Reporters at ProPublica, The Wall Street Journal and Science have written in-depth accounts of CDC's faded role, damaged reputation and White House interference.
The CDC is the subject of three in-depth news reports that paint a portrait of the agency’s mistakes, diminished role in the federal government's response to the COVID-19 pandemic and interference by the White House.
ProPublica’s story, titled “Inside the Fall of the CDC,” is a closely reported, chronological account that starts on December 31st when Anne Schuchat, a CDC career scientists who was played by Kate Winslet in the movie “Contagion,” emails colleagues about an “unknown pneumonia” in Wuhan. The four-reporter team takes the reader through the bad and lack of information the CDC got from their Chinese health counterparts, the agency’s initial bungling of COVID-19 testing, and many episodes of White House interference.
“Senior CDC staff describe waging battles that are as much about protecting science from the White House as protecting the public from COVID-19. It is a war that they, more often than not, lost,” says the ProPublica piece.
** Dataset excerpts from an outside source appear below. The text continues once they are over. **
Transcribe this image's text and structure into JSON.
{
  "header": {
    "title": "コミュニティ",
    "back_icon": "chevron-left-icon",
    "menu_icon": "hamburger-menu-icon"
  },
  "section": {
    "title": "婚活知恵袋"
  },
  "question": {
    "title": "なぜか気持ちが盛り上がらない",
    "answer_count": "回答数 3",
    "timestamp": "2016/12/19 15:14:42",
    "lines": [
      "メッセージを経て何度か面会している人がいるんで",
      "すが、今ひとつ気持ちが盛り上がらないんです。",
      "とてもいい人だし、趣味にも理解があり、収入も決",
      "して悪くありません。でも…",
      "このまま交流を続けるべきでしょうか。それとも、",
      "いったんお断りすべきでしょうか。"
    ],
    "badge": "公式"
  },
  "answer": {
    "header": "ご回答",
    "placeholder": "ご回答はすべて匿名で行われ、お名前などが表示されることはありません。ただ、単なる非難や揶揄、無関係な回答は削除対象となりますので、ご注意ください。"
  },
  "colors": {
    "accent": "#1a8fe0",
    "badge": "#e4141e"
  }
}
The Wall Street Journal’s story is shorter but covers some of the same ground (both stories begin with accounts of the White House meddling with CDC guidelines for houses of worship). The headline on the Journal’s story is “A Demoralized CDC Grapples With White House Meddling and Its Own Mistake."
The third story, published in Science, the prestigious science journal, zeroes in on the relationship between Deborah Birx, M.D., the coordinator of White House coronavirus task force, and the CDC. The story, headlined “The Inside Story of How Trump’s COVID-19 Coordinator Undermined the World’s Top Health Agency,” describes Birx as sidelining the agency and goes into detail about her decision to depend on a private company, TeleTracking Technologies, to collect COVID-19 hospital data instead of the CDC’s system.
The ProPublica and Wall Street Journal stories were published within hours of each other earlier today. The Science article was published yesterday.